Unless you’re steeped in TrumpWorld conspiracy theories, “Chalupa” probably brings to mind a menu item at Chuy’s. But in right-wing fever dreams, Alexandra Chalupa is at the center of the real plot to steal the 2016 election which was carried out by Ukraine at the direction of Hillary Clinton. (Alas, it tragically seems to have failed.)

There really is an Alexandra Chalupa, who is a Ukrainian-American lawyer (though reportedly has never been to Ukraine) and formerly worked for the Democratic National Committee as a director of its “ethnic outreach” effort. According to an October 2016 Yahoo News story by Michael Isikoff, she became alarmed about connections between the Trump campaign and Paul Manafort, who was viewed as the key political operative behind the pro-Moscow Ukrainian president Yanukovych. She viewed Manafort as an agent of Putin in advancing Russian interests in Ukraine and was determined to expose his influence. She began to circulate memos and emails about Manafort’s connections and exchanged messages about him to investigative journalists in Kyiv. Those efforts redoubled after Manafort became Trump’s campaign manager in the summer of 2016.
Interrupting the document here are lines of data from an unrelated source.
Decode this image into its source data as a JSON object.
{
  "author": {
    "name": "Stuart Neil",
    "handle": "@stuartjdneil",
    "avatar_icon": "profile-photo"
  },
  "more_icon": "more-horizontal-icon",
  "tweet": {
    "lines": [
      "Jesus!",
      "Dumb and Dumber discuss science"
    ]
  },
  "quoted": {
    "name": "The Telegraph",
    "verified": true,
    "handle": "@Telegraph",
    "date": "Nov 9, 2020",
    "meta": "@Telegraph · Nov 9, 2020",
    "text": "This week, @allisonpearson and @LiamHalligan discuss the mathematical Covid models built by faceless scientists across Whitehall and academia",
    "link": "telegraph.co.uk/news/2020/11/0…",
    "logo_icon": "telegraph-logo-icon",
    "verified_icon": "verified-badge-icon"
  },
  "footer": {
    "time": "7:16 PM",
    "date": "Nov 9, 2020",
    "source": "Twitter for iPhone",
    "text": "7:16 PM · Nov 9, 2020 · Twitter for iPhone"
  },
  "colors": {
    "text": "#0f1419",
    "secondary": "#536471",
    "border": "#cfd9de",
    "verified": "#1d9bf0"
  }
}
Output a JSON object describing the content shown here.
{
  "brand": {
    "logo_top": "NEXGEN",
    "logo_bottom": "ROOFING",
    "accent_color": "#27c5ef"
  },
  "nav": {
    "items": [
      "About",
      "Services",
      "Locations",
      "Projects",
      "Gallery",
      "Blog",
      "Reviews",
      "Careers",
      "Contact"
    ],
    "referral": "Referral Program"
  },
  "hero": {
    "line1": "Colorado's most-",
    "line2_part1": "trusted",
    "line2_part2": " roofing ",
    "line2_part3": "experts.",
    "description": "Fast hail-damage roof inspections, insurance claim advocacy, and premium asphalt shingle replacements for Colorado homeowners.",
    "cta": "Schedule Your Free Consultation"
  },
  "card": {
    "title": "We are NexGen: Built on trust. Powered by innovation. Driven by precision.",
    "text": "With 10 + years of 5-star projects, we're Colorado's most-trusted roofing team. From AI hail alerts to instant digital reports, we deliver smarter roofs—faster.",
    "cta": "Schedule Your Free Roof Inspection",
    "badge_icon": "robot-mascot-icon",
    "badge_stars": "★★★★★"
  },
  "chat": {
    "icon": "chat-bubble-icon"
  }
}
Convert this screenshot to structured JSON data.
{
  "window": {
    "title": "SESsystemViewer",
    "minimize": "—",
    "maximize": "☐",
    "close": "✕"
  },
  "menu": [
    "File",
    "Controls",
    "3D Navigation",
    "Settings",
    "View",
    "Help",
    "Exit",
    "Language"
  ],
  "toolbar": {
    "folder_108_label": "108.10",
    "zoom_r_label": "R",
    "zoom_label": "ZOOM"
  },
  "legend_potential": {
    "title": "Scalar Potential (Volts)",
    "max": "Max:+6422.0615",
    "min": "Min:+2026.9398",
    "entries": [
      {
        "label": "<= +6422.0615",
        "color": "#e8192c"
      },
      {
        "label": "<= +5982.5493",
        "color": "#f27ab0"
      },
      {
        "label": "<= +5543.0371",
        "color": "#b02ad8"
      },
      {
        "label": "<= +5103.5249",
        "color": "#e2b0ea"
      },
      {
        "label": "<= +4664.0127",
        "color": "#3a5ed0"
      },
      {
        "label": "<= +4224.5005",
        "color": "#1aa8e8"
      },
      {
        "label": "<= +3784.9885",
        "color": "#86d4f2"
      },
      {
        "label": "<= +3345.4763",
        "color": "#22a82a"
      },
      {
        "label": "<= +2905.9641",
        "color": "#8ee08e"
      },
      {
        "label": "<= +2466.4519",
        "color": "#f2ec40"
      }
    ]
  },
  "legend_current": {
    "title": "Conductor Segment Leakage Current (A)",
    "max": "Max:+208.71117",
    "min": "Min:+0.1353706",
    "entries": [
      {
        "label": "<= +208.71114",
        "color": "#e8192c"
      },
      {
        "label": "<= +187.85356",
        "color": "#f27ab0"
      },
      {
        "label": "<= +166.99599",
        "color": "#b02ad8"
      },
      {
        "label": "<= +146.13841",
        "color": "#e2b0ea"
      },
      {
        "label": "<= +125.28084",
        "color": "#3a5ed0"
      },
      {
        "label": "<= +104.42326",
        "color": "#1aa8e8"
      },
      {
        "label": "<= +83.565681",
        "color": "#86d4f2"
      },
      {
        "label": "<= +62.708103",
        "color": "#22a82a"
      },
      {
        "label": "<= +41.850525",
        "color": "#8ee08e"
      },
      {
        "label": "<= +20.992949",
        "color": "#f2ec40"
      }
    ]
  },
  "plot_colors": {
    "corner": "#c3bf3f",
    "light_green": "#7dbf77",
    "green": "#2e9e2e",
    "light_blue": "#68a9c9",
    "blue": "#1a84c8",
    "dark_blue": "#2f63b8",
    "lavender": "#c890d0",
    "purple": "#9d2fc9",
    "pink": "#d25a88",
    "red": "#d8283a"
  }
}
The germ of the Republican accusations regarding Ukrainian meddling appears to be a long article in Politico published January 11, 2017, shortly before the inauguration. You can read it here.) According to the article, “a Ukrainian-American operative [Chalupa] who was consulting for the Democratic National Committee met with top officials in the Ukrainian Embassy in Washington in an effort to expose ties between Trump, top campaign aide Paul Manafort and Russia, according to people with direct knowledge of the situation.”

The article continues, however:

The Ukrainian efforts had an impact in the race, helping to force Manafort’s resignation and advancing the narrative that Trump’s campaign was deeply connected to Ukraine’s foe to the east, Russia. But they were far less concerted or centrally directed than Russia’s alleged hacking and dissemination of Democratic emails…. There’s little evidence of such a top-down effort by Ukraine.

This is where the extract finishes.